By: Zackline Colley
As reported by Nkechi Ogbonna of the BBC, Nigeria’s two largest labor unions have declared an indefinite strike set to commence next Tuesday, in protest of the government’s response to the rising cost of living.
The National Labour Congress (NLC) and the Trade Union Congress (TUC) have accused the government of failing to alleviate the financial burden on Nigerians, which has been exacerbated by the recent removal of fuel subsidies.
“It will be a complete shutdown until the government addresses the demands of Nigerian workers and, indeed, the Nigerian masses,” the union leaders stated jointly.
They have called upon all workers to halt their activities starting from October 3rd and have announced plans to organize street protests.
In recent months, food and commodity prices have surged due to the rising cost of fuel, which has in turn increased production and transportation costs.

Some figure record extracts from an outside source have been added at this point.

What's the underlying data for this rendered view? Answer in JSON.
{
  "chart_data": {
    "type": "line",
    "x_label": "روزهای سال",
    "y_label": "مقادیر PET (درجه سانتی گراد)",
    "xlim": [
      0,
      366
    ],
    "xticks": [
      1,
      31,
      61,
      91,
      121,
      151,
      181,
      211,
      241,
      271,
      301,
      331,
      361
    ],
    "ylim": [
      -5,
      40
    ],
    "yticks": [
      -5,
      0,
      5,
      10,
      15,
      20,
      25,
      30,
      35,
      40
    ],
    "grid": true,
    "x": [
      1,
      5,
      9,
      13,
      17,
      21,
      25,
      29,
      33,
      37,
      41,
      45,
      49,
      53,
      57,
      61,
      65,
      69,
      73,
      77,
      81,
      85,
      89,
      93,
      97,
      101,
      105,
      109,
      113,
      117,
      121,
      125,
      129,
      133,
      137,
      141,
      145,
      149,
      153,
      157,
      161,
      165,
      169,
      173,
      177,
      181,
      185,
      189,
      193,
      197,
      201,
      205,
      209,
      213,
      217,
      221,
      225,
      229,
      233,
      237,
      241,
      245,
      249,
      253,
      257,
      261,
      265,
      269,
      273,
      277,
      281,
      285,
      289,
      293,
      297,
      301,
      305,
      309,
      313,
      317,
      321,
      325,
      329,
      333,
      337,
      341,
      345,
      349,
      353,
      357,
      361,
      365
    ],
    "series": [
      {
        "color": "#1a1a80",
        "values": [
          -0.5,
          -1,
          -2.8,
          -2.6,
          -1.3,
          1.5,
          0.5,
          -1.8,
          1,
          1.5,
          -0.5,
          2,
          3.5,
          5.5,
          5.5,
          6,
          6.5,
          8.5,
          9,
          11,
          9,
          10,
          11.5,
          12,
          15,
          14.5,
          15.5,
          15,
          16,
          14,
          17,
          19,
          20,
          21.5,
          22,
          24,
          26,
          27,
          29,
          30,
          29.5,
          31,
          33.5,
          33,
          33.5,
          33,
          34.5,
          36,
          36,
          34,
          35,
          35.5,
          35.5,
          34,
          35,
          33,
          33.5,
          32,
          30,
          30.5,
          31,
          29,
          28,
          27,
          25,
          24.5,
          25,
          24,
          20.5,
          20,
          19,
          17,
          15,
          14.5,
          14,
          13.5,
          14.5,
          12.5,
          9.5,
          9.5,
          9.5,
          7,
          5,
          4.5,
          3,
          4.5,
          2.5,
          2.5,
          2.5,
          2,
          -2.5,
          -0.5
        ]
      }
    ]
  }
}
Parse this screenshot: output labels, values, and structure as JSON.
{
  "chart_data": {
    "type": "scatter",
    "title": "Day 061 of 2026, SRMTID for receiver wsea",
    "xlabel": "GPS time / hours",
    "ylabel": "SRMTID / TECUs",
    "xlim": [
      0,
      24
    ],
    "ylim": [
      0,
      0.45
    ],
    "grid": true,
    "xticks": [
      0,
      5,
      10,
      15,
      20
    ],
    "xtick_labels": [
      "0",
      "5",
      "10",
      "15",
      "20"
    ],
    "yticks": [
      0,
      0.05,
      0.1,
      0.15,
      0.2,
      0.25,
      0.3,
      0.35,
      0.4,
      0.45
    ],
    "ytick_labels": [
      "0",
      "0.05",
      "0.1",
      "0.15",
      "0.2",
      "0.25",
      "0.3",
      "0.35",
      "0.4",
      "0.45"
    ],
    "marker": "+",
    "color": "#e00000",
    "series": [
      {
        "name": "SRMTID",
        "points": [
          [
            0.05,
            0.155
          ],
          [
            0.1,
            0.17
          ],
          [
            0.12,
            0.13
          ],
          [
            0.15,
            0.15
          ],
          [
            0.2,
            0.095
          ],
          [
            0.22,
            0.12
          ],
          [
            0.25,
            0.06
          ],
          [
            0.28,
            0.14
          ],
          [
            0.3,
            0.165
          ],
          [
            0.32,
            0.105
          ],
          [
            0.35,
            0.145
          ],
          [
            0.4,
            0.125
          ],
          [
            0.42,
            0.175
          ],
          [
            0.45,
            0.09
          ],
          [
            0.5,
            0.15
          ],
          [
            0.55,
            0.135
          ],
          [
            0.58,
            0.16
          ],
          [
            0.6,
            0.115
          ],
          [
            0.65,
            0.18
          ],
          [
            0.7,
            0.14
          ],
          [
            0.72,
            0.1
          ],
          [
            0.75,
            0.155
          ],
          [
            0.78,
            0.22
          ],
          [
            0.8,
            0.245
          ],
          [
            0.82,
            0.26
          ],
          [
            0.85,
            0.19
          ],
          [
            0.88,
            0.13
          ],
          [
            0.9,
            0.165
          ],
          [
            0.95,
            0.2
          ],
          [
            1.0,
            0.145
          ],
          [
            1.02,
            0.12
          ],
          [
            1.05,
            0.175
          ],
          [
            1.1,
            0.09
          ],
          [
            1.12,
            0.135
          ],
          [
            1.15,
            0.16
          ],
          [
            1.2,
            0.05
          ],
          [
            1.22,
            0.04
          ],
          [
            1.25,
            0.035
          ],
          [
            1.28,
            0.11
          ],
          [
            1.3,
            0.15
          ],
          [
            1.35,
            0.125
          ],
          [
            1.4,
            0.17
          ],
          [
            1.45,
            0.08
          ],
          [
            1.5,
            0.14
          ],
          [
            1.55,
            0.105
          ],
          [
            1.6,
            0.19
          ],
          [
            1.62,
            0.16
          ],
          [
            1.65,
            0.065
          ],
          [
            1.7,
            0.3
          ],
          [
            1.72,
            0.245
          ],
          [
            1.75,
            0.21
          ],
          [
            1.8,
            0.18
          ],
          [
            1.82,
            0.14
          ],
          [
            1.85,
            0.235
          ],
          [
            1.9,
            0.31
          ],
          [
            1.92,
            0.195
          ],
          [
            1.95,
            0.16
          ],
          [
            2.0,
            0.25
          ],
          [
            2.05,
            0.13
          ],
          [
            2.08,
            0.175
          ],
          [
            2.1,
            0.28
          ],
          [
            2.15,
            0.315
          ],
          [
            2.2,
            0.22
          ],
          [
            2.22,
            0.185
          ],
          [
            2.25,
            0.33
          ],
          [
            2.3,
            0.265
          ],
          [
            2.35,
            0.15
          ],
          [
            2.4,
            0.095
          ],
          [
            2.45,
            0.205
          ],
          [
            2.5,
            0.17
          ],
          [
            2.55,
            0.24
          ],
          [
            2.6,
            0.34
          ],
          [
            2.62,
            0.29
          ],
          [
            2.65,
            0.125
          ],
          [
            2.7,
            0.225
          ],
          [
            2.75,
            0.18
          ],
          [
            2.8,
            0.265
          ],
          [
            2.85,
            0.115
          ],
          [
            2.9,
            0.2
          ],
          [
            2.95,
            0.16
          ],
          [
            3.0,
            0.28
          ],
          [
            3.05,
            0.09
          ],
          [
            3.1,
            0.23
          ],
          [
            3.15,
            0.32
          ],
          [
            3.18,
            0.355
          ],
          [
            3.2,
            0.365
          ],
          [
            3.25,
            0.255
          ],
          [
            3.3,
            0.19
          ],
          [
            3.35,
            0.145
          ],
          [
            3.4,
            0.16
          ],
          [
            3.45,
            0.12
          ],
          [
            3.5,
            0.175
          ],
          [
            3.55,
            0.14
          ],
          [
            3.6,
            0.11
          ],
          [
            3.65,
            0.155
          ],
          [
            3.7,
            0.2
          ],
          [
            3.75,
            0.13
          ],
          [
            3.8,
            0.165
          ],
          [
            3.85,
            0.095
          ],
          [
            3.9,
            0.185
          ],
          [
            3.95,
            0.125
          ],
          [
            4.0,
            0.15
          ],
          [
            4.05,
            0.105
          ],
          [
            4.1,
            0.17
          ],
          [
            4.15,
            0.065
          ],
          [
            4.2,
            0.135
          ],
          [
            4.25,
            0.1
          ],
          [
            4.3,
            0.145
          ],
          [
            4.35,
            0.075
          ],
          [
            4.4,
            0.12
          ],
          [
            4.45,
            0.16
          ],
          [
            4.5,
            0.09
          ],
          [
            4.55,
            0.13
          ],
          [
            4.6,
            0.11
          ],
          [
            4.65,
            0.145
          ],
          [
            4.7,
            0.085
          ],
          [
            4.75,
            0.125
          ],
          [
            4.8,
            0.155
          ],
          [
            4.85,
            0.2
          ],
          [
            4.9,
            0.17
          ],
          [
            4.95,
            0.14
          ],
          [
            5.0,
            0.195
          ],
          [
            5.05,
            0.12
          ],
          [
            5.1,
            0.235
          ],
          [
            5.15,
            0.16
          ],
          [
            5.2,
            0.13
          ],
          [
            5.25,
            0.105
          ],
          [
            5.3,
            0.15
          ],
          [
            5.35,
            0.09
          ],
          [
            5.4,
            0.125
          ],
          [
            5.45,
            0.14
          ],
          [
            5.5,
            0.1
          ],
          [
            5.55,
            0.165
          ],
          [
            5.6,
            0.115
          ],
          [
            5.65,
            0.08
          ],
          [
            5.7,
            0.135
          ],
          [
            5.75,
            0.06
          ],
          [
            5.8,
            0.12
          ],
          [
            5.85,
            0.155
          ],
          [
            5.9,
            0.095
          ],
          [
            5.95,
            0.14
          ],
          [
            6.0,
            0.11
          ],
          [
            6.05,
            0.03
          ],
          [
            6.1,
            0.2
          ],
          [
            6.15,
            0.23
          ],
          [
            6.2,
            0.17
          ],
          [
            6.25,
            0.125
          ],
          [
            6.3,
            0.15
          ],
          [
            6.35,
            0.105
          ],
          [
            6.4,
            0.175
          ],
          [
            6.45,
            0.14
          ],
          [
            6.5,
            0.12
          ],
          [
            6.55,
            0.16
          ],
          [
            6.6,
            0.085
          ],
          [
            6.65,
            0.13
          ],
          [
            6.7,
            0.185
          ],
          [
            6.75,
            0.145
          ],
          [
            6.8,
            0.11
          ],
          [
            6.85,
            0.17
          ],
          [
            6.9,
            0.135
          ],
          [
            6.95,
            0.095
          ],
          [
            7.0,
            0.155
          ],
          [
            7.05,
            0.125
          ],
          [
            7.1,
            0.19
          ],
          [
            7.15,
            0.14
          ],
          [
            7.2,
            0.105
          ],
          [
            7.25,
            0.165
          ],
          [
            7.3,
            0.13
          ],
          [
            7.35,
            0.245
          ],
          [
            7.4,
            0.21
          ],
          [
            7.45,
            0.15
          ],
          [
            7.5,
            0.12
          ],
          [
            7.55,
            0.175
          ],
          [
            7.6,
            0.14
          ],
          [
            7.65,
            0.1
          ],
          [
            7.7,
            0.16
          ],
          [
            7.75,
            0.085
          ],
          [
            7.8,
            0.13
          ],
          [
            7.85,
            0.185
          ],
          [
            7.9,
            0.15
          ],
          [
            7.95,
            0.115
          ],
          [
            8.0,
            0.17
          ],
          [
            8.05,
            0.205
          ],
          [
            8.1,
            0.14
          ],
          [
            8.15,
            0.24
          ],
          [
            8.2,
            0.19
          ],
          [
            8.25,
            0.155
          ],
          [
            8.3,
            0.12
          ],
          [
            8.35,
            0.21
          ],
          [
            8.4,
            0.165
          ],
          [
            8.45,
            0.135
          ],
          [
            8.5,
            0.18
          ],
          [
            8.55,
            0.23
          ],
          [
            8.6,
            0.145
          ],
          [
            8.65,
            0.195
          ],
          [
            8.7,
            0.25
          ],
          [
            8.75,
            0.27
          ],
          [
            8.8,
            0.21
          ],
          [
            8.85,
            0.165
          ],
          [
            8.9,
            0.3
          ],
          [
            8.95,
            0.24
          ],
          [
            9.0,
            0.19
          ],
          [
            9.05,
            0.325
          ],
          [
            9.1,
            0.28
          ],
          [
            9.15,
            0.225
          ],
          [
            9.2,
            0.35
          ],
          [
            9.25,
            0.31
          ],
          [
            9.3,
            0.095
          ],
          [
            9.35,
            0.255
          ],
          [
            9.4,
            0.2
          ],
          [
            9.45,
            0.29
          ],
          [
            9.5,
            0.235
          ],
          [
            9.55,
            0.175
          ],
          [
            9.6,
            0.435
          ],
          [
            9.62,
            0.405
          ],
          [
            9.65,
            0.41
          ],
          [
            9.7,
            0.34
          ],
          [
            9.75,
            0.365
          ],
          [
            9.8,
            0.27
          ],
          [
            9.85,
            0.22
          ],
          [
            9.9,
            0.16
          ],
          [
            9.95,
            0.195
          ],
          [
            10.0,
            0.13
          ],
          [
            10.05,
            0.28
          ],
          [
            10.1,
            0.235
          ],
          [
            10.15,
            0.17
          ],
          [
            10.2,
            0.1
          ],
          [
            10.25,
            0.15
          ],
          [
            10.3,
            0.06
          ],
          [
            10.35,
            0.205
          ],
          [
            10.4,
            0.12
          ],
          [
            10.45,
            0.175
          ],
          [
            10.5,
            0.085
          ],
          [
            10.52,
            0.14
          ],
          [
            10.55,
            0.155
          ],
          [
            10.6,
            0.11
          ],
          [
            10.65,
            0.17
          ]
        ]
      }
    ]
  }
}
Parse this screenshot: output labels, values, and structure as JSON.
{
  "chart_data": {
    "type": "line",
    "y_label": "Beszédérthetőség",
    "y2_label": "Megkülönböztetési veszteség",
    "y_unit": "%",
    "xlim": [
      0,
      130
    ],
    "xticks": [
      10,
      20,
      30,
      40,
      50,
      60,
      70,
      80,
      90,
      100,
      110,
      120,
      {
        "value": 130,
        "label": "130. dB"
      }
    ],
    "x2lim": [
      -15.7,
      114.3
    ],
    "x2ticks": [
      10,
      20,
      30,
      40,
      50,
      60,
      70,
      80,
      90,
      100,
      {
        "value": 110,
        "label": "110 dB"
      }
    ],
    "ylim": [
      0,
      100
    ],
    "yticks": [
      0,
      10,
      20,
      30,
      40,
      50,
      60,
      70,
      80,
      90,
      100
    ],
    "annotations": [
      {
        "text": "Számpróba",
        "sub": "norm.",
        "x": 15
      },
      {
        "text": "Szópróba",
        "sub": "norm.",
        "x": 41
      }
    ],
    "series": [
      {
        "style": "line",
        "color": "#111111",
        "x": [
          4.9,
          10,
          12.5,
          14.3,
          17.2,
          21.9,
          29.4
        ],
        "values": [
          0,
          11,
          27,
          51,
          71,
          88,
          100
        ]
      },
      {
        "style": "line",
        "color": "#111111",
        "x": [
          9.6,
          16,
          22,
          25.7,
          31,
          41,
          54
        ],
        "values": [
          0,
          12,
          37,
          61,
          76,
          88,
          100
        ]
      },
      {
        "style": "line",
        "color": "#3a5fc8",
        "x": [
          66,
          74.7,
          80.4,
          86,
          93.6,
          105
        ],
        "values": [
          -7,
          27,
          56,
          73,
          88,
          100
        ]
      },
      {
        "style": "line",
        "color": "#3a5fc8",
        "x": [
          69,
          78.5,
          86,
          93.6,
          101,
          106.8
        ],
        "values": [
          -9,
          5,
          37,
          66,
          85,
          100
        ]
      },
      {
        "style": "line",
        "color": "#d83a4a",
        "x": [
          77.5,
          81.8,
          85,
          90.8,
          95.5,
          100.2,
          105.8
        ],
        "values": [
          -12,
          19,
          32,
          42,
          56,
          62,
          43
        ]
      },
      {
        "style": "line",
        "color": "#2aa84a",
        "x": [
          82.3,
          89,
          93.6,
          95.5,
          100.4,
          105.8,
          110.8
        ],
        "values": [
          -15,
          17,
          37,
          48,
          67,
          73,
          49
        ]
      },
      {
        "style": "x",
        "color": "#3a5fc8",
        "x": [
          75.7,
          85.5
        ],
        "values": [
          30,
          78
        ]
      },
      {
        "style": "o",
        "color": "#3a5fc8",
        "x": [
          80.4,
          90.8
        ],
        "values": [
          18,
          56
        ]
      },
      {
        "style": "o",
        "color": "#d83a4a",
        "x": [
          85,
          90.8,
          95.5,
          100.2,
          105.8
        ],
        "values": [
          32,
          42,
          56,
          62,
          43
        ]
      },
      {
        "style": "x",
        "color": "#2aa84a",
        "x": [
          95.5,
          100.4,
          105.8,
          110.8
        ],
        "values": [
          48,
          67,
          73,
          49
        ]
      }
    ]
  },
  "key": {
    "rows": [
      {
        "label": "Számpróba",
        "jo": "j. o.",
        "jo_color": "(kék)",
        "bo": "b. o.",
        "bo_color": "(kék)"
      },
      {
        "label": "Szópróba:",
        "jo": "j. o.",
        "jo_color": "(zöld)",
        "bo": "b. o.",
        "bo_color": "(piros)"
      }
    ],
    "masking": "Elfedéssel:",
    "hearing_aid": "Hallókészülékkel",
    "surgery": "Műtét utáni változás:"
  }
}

Additionally, Nigeria’s currency, the naira, has significantly depreciated against the US dollar, exchanging at an average rate of 780 naira to $1. This depreciation has further driven up the cost of imports.
The government has appealed to union leaders to suspend the strike and allow room for negotiations, citing the potential harm the strike action could inflict on the economy.
President Bola Tinubu argued that ending the fuel subsidy was essential, as it was economically unsustainable to artificially keep petrol prices low.